C7A showed fancy new makerspaces at some of our peer institutions and also some really appalling examples of what some people build and call a "Makerspace". I thought they did three good things: One was to show what not to build, like a break room with some "electrical circuits" (extension cords, but he called them "electrical circuits") hanging from the ceiling. The second good thing was to make clear that the "build it and they will come" model is wrong headed. (Although, to be honest, this whole project sounds a whole lot like that). The recommendation of C7A was a "hub": something that can complement existing makerspaces. But they also pointed out (rightly, I thought) that the makerspace shouldn't be necessarily in the center of campus -- or necessarily even on campus. It should be peripheral -- or even off campus -- with the goal of being a place where people from on campus and off campus could meet and mingle. Which is, of course, exactly what we've been trying to do with Makers at Amherst Media for five years. Sigh...

After that there were a bunch more presentations from some of the makerspace leaders on campus: mostly engineering (M5, Innovation Shop, Queer Lights) but also from the library and the new entrepreneurship program.

As the presentations wound down, there were a number of occupants of the building who had only just learned that the charette was happening. They spoke up to mention their space issues and hopes that some of this space could be available for their needs.

It sounded like originally the organizers of the charette had planned for us to be sorted into particular kinds of groups as a breakout. As time was growing short, however, they just had people assort randomly, more or less, and take a few minutes to discuss. My table had a variety of interesting people: some people from art, engineering, library, and other places on and off campus. I agreed to be the "recorder" (mainly so that we weren't making a "girl" do it). These were our conclusions:

First, the process is completely backwards. We ought to be thinking about how to use the Maker movement and principles to transform pedagogy and the student experience on campus, where appropriate. And only then to think about how the financial, physical, and human resources on campus could be best deployed to support that mission. It's perhaps understandable, given that the money and space are available and that the funds can only be used on campus that people might ask the question this way. But it seemed that everyone agreed it was the wrong way to do it.
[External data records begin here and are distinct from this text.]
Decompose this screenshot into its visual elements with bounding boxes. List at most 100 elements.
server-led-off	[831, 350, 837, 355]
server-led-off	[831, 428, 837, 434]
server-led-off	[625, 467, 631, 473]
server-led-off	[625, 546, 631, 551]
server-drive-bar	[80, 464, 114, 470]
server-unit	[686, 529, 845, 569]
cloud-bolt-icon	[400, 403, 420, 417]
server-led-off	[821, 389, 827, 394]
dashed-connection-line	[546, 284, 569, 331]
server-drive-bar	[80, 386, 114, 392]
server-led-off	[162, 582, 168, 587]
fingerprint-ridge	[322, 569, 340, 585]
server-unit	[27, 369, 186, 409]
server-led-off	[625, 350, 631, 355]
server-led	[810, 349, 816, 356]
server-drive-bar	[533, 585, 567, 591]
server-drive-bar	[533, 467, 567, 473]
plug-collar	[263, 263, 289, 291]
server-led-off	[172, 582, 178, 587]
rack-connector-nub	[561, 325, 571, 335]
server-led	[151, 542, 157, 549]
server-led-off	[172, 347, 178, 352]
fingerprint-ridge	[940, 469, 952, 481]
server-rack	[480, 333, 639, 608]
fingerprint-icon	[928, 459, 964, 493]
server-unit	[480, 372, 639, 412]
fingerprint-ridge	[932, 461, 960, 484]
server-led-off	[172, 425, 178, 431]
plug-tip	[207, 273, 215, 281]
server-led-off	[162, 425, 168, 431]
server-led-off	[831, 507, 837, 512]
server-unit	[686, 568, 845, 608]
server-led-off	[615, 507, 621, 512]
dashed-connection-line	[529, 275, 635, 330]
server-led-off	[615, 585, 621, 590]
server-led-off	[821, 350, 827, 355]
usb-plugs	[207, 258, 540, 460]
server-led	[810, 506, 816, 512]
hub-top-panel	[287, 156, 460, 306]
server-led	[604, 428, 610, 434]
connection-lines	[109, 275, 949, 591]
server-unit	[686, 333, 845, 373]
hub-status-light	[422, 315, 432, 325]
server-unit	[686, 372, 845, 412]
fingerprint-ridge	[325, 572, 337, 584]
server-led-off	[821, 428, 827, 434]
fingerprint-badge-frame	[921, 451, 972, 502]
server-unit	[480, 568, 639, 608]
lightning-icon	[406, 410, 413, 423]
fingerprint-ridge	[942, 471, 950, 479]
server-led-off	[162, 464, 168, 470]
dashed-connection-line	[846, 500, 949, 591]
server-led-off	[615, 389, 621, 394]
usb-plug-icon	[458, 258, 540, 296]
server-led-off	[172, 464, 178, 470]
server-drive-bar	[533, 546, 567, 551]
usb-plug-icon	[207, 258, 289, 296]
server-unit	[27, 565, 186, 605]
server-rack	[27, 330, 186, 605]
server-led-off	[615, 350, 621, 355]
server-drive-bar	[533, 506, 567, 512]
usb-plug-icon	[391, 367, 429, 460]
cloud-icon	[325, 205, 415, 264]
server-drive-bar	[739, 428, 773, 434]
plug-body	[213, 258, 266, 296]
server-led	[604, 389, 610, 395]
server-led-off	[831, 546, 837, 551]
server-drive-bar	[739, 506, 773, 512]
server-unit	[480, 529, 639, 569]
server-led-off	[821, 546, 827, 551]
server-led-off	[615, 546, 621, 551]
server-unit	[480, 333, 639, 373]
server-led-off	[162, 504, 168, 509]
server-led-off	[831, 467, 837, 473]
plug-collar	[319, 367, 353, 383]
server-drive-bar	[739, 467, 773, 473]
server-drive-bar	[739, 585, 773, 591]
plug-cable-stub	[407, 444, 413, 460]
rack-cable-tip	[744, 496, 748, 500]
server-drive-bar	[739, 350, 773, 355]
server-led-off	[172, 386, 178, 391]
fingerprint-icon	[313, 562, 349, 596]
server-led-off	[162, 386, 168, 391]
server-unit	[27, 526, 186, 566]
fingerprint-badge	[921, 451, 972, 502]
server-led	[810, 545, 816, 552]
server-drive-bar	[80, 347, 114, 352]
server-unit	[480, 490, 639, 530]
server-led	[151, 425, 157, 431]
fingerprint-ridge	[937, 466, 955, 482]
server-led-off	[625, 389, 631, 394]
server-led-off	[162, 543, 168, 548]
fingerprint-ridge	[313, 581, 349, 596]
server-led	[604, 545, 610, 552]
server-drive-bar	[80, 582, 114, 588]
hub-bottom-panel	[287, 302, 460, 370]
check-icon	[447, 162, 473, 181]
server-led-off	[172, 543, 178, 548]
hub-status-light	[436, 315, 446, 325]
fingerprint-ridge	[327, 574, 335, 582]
I learned that the UTAC committee is talking about coordinating with Amherstworks to develop a Makerspace. This was news to me. But, of course, everyone is trying to build a Makerspace everywhere.

In fact there are already makerspaces all over campus and all of them need resources to make them work better. A big challenge is that what makes makerspaces work is people with the right skill set -- that bridges technology and pedagogy -- with enough time in their portfolio to support a makerspace. This is especially true if we want to make makerspaces more accessible (to have a hub that can tie together all the satellites). But the largest challenges are perhaps the institutional barriers that make it difficult to collaborate across University boundaries and divisions.

In spite of the number of makerspaces, there are still big campus gaps. There is no campus space doing anything with virtual reality, for example.

And finally, our group offered a couple of practical tips: if building makerspaces in this space, one needs to think through the adjacencies of which kind of space can coexist with others -- and which can't. And to be sensitive to issues of gender and inclusion, as some kinds of makerspaces are almost entirely male while others are mostly female.

After the groups reported out, we were thanked for our contributions and dismissed. After the meeting, I have no ability to predict what affect, if any, our comments will have on the process.